Medical provider assumptions or perceived shortcuts:
- Full-work restrictions and temporary total disability (TTD) will make the patient happy and get him/her off my back. Based on the principles described above, full-work restrictions should be provided only when there is no alternative and then for the shortest, most reasonable period of time. Jumping too quickly to TTD and maintaining full restrictions for too long can easily complicate a provider’s ability to return a patient to work later on. It can introduce significant delays in recovery and contribute to a more complicated dynamic with all stakeholders, especially the injured worker.

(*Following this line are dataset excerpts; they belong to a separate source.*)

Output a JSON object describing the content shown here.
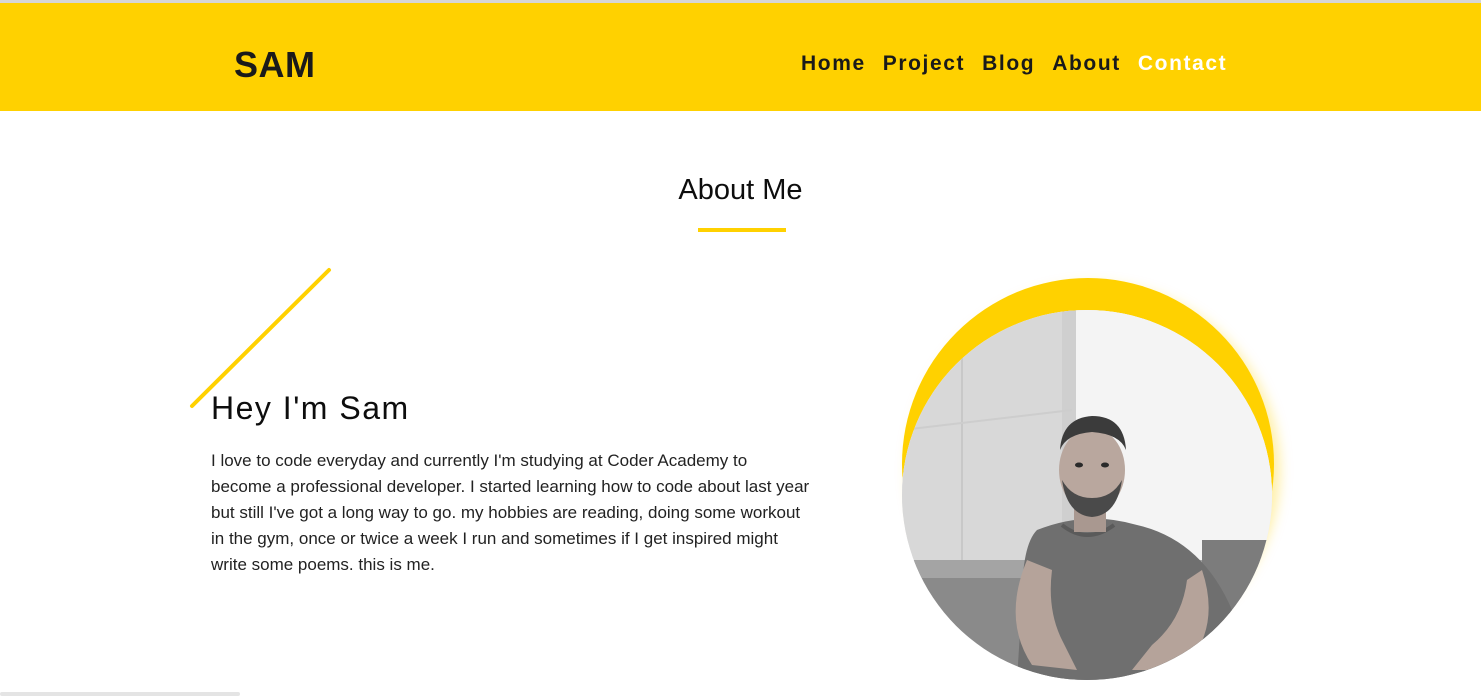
{
  "header": {
    "logo": "SAM",
    "nav": [
      {
        "label": "Home",
        "active": false
      },
      {
        "label": "Project",
        "active": false
      },
      {
        "label": "Blog",
        "active": false
      },
      {
        "label": "About",
        "active": false
      },
      {
        "label": "Contact",
        "active": true
      }
    ]
  },
  "about": {
    "title": "About Me",
    "greeting": "Hey I'm Sam",
    "bio": "I love to code everyday and currently I'm studying at Coder Academy to become a professional developer. I started learning how to code about last year but still I've got a long way to go. my hobbies are reading, doing some workout in the gym, once or twice a week I run and sometimes if I get inspired might write some poems. this is me."
  },
  "colors": {
    "accent": "#ffd100",
    "text": "#111111",
    "background": "#ffffff"
  }
}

- Full-duty restrictions are easier to specify than specific, detailed restrictions. While checking the “full-duty restrictions” box might save a few seconds at that moment, an inappropriate designation can add days, weeks and even months to an injured worker’s recovery.
- I won’t treat an injured worker differently from how I treat my regular (not workers’ compensation) patients. On the one hand, this is reasonable. Of course, the same high standards of diagnosis and treatment applied to “regular” patients should be applied without prejudice to injured workers. The difference, however, is that in workers’ compensation, the physician also has a duty to the employer and must properly value and promote the significant therapeutic benefit associated with timely return to work. If “treating the injured worker the same” means giving inadequate attention to functional improvement and return to work, then this is fundamentally contrary to the principles of good care in the workers’ compensation system.
* RETURN TO WORK: A FOUNDATIONAL APPROACH TO RETURN TO FUNCTION. IAIABC Disability Management and Return to Work Committee, April 19, 2016. Accessed on Nov. 4, 2019.